At the beginning of September 2001 a descendant of the March family, Miquel Monjo Estelrich, great grandson of Rosa March Ordinals, sister of the financier, found 10 books of accounting belonging to the March family. Miquel Monjo is one of the owners of the country house where Joan March lived for eleven years, from 1905 (when he married Elionor Servera Melis) until 1916, when he left Santa Margalida (Mallorca, Spain) the town of his birth, and to which he apparently never returned.

The books were safe inside a big room, located on the third and top floor of the house. On the cover it said "1895". It should be noted that many of these books were written by Joan March Ordinals himself, and due to this discovery, a set of previously unpublished documents relating to this extraordinary and controversial character can be studied in detail. The discovery of these books has created great interest especially following publication in the press of much of their contents, because these books reveal smuggling of tobacco and the bribery and corruption of the State Security Forces. The March Company had three partners; Joan March Rosello, Joan and Sebastian March Estelrich (grandfather, father, and uncle of the financier Joan March Ordinals).
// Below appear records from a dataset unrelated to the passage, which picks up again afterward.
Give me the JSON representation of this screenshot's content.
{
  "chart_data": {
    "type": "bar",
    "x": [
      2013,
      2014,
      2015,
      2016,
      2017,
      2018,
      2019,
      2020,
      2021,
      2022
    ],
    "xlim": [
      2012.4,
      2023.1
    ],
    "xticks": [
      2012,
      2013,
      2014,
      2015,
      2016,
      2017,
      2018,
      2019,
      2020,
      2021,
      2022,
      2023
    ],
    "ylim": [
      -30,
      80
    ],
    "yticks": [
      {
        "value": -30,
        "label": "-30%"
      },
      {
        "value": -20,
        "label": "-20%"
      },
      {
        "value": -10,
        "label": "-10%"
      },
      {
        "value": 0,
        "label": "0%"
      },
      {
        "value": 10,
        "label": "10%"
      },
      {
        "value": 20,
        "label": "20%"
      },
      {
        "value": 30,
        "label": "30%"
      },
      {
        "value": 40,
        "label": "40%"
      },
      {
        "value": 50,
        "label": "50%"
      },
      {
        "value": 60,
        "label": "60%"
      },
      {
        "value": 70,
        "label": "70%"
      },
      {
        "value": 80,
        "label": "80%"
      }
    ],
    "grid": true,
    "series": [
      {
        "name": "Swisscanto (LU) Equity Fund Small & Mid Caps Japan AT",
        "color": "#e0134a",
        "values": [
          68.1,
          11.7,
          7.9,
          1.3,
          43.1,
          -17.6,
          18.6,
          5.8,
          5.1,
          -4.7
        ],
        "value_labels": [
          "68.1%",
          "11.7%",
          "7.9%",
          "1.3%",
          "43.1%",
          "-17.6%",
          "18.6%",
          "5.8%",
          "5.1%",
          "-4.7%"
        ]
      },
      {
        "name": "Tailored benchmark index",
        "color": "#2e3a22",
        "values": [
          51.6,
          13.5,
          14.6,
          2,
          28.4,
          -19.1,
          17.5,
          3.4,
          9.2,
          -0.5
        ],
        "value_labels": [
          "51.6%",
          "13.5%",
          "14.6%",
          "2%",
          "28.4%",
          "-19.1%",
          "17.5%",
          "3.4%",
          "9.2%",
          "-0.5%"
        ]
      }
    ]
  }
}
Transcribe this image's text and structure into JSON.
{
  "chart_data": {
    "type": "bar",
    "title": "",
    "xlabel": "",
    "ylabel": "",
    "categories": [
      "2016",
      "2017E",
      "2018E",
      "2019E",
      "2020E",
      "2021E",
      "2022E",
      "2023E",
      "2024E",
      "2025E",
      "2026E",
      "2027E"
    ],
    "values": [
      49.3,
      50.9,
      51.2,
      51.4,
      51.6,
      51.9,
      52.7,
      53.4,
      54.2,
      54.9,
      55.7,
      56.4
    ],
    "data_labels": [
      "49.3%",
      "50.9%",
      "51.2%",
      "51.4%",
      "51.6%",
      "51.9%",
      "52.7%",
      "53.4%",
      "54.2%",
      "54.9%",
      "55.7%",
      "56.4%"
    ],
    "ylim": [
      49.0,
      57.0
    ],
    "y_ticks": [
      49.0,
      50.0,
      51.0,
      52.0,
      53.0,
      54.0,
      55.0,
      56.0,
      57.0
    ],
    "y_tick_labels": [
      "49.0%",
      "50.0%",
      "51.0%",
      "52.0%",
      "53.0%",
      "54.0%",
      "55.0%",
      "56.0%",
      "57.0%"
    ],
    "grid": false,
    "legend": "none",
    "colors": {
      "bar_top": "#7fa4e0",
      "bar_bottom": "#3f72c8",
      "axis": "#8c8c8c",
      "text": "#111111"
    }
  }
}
The company was founded in 1805 and continued working until 1905. The books of accounts found correspond to this period. The documents record in great detail the economic transactions of the March Company in their entirety. Initially it was devoted to the sale and purchase of cereals, garlic and pigs, their major export, but later they expanded activities to incorporate a tobacco business.

Various historians, including Carles Manera, Professor of Economic History at the University of the Balearics (UIB), have seen the books and have authenticated the "discovery of exceptional historical value". So much so, that they will be forced to revise the biographies that have been written about the financier.
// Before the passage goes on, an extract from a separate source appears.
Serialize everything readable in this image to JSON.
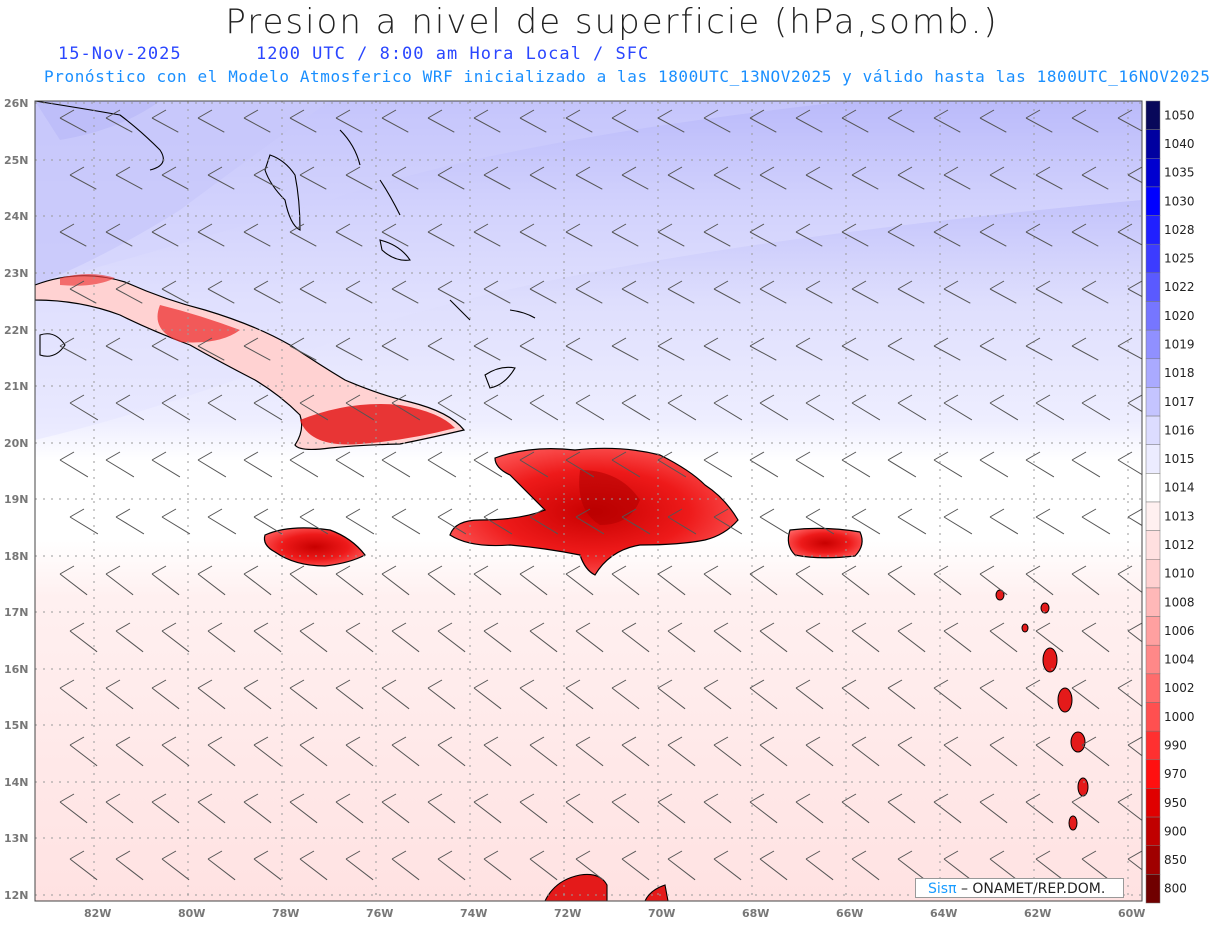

Professor Manera identifies three important aspects which demonstrate the value of the account books found: - that the majority were handwritten by March himself; - that for first time it will be possible to quantify the price of corruption at the time, as the books detail payments to the public guards; - and that they can study the documentary evidence related to the economic activity in the agricultural sector during the first half of the 20th Century in Mallorca.